Mishandeling, belediging van een politieagent en vernieling van een plantenbak met gevangenisstraf als gevolg

In deze zaak heeft het gerechtshof Amsterdam op 28 januari 2025 uitspraak gedaan in hoger beroep tegen een vonnis van de politierechter in de rechtbank Amsterdam. De verdachte, geboren in 1973, werd beschuldigd van mishandeling, belediging van een politieagent en vernieling van een plantenbak. De tenlastelegging omvatte onder andere het opzettelijk beledigen van een ambtenaar, te weten een verbalisant van de Politie Eenheid Amsterdam, door op hem te spugen, en het opzettelijk vernielen van een plantenbak die aan een ander toebehoorde. De feiten vonden plaats op 23 januari 2024 in Amsterdam.

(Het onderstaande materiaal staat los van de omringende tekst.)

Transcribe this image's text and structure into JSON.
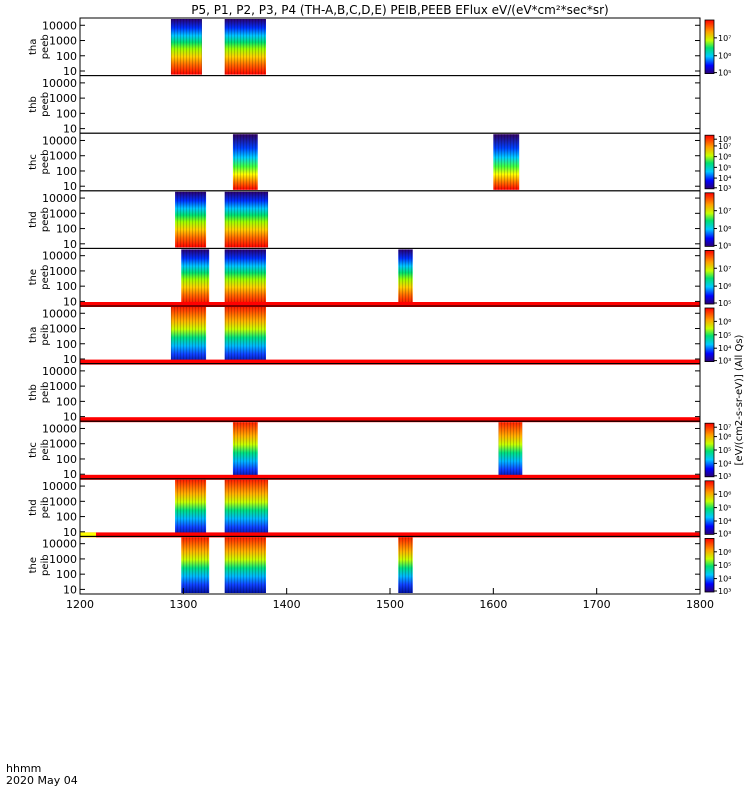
{
  "title": "P5, P1, P2, P3, P4 (TH-A,B,C,D,E) PEIB,PEEB EFlux eV/(eV*cm²*sec*sr)",
  "time_axis": {
    "label_line1": "hhmm",
    "label_line2": "2020 May 04",
    "ticks": [
      "1200",
      "1300",
      "1400",
      "1500",
      "1600",
      "1700",
      "1800"
    ]
  },
  "colorbar_label": "[eV/(cm2-s-sr-eV)] (All Qs)",
  "chart_data": [
    {
      "type": "heatmap",
      "probe": "tha",
      "dataset": "peeb",
      "ylabel": [
        "tha",
        "peeb"
      ],
      "yscale": "log",
      "ylim": [
        5,
        30000
      ],
      "yticks": [
        "10",
        "100",
        "1000",
        "10000"
      ],
      "xlim": [
        1200,
        1800
      ],
      "colorbar": {
        "scale": "log",
        "ticks": [
          "10⁵",
          "10⁶",
          "10⁷"
        ],
        "range": [
          100000,
          100000000
        ]
      },
      "data_intervals": [
        [
          1288,
          1318
        ],
        [
          1340,
          1380
        ]
      ],
      "features": "energetic electron fluxes, red at low energies to blue at high energies",
      "status_bar": null
    },
    {
      "type": "heatmap",
      "probe": "thb",
      "dataset": "peeb",
      "ylabel": [
        "thb",
        "peeb"
      ],
      "yscale": "log",
      "ylim": [
        5,
        30000
      ],
      "yticks": [
        "10",
        "100",
        "1000",
        "10000"
      ],
      "xlim": [
        1200,
        1800
      ],
      "colorbar": null,
      "data_intervals": [],
      "status_bar": null
    },
    {
      "type": "heatmap",
      "probe": "thc",
      "dataset": "peeb",
      "ylabel": [
        "thc",
        "peeb"
      ],
      "yscale": "log",
      "ylim": [
        5,
        30000
      ],
      "yticks": [
        "10",
        "100",
        "1000",
        "10000"
      ],
      "xlim": [
        1200,
        1800
      ],
      "colorbar": {
        "scale": "log",
        "ticks": [
          "10³",
          "10⁴",
          "10⁵",
          "10⁶",
          "10⁷",
          "10⁸"
        ],
        "range": [
          1000,
          100000000
        ]
      },
      "data_intervals": [
        [
          1348,
          1372
        ],
        [
          1600,
          1625
        ]
      ],
      "status_bar": null
    },
    {
      "type": "heatmap",
      "probe": "thd",
      "dataset": "peeb",
      "ylabel": [
        "thd",
        "peeb"
      ],
      "yscale": "log",
      "ylim": [
        5,
        30000
      ],
      "yticks": [
        "10",
        "100",
        "1000",
        "10000"
      ],
      "xlim": [
        1200,
        1800
      ],
      "colorbar": {
        "scale": "log",
        "ticks": [
          "10⁵",
          "10⁶",
          "10⁷"
        ],
        "range": [
          100000,
          100000000
        ]
      },
      "data_intervals": [
        [
          1292,
          1322
        ],
        [
          1340,
          1382
        ]
      ],
      "status_bar": null
    },
    {
      "type": "heatmap",
      "probe": "the",
      "dataset": "peeb",
      "ylabel": [
        "the",
        "peeb"
      ],
      "yscale": "log",
      "ylim": [
        5,
        30000
      ],
      "yticks": [
        "10",
        "100",
        "1000",
        "10000"
      ],
      "xlim": [
        1200,
        1800
      ],
      "colorbar": {
        "scale": "log",
        "ticks": [
          "10⁵",
          "10⁶",
          "10⁷"
        ],
        "range": [
          100000,
          100000000
        ]
      },
      "data_intervals": [
        [
          1298,
          1325
        ],
        [
          1340,
          1380
        ],
        [
          1508,
          1522
        ]
      ],
      "status_bar": "red"
    },
    {
      "type": "heatmap",
      "probe": "tha",
      "dataset": "peib",
      "ylabel": [
        "tha",
        "peib"
      ],
      "yscale": "log",
      "ylim": [
        5,
        30000
      ],
      "yticks": [
        "10",
        "100",
        "1000",
        "10000"
      ],
      "xlim": [
        1200,
        1800
      ],
      "colorbar": {
        "scale": "log",
        "ticks": [
          "10³",
          "10⁴",
          "10⁵",
          "10⁶"
        ],
        "range": [
          1000,
          10000000
        ]
      },
      "data_intervals": [
        [
          1288,
          1322
        ],
        [
          1340,
          1380
        ]
      ],
      "status_bar": "red"
    },
    {
      "type": "heatmap",
      "probe": "thb",
      "dataset": "peib",
      "ylabel": [
        "thb",
        "peib"
      ],
      "yscale": "log",
      "ylim": [
        5,
        30000
      ],
      "yticks": [
        "10",
        "100",
        "1000",
        "10000"
      ],
      "xlim": [
        1200,
        1800
      ],
      "colorbar": null,
      "data_intervals": [],
      "status_bar": "red"
    },
    {
      "type": "heatmap",
      "probe": "thc",
      "dataset": "peib",
      "ylabel": [
        "thc",
        "peib"
      ],
      "yscale": "log",
      "ylim": [
        5,
        30000
      ],
      "yticks": [
        "10",
        "100",
        "1000",
        "10000"
      ],
      "xlim": [
        1200,
        1800
      ],
      "colorbar": {
        "scale": "log",
        "ticks": [
          "10³",
          "10⁴",
          "10⁵",
          "10⁶",
          "10⁷"
        ],
        "range": [
          1000,
          10000000
        ]
      },
      "data_intervals": [
        [
          1348,
          1372
        ],
        [
          1605,
          1628
        ]
      ],
      "status_bar": "red"
    },
    {
      "type": "heatmap",
      "probe": "thd",
      "dataset": "peib",
      "ylabel": [
        "thd",
        "peib"
      ],
      "yscale": "log",
      "ylim": [
        5,
        30000
      ],
      "yticks": [
        "10",
        "100",
        "1000",
        "10000"
      ],
      "xlim": [
        1200,
        1800
      ],
      "colorbar": {
        "scale": "log",
        "ticks": [
          "10³",
          "10⁴",
          "10⁵",
          "10⁶"
        ],
        "range": [
          1000,
          10000000
        ]
      },
      "data_intervals": [
        [
          1292,
          1322
        ],
        [
          1340,
          1382
        ]
      ],
      "status_bar": "red",
      "status_bar_leading_color": "yellow"
    },
    {
      "type": "heatmap",
      "probe": "the",
      "dataset": "peib",
      "ylabel": [
        "the",
        "peib"
      ],
      "yscale": "log",
      "ylim": [
        5,
        30000
      ],
      "yticks": [
        "10",
        "100",
        "1000",
        "10000"
      ],
      "xlim": [
        1200,
        1800
      ],
      "colorbar": {
        "scale": "log",
        "ticks": [
          "10³",
          "10⁴",
          "10⁵",
          "10⁶"
        ],
        "range": [
          1000,
          10000000
        ]
      },
      "data_intervals": [
        [
          1298,
          1325
        ],
        [
          1340,
          1380
        ],
        [
          1508,
          1522
        ]
      ],
      "status_bar": null
    }
  ]
}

Tijdens de zitting op 14 januari 2025 heeft de advocaat-generaal zijn vordering gepresenteerd, terwijl de raadsman van de verdachte pleitte voor vrijspraak. Het hof heeft de verklaringen van getuigen en de inhoud van camerabeelden in overweging genomen. De verdachte werd uiteindelijk schuldig bevonden aan de hem tenlastegelegde feiten. Het hof oordeelde dat de mishandeling en belediging van de politieagent, evenals de vernieling van de plantenbak, wettig en overtuigend bewezen waren.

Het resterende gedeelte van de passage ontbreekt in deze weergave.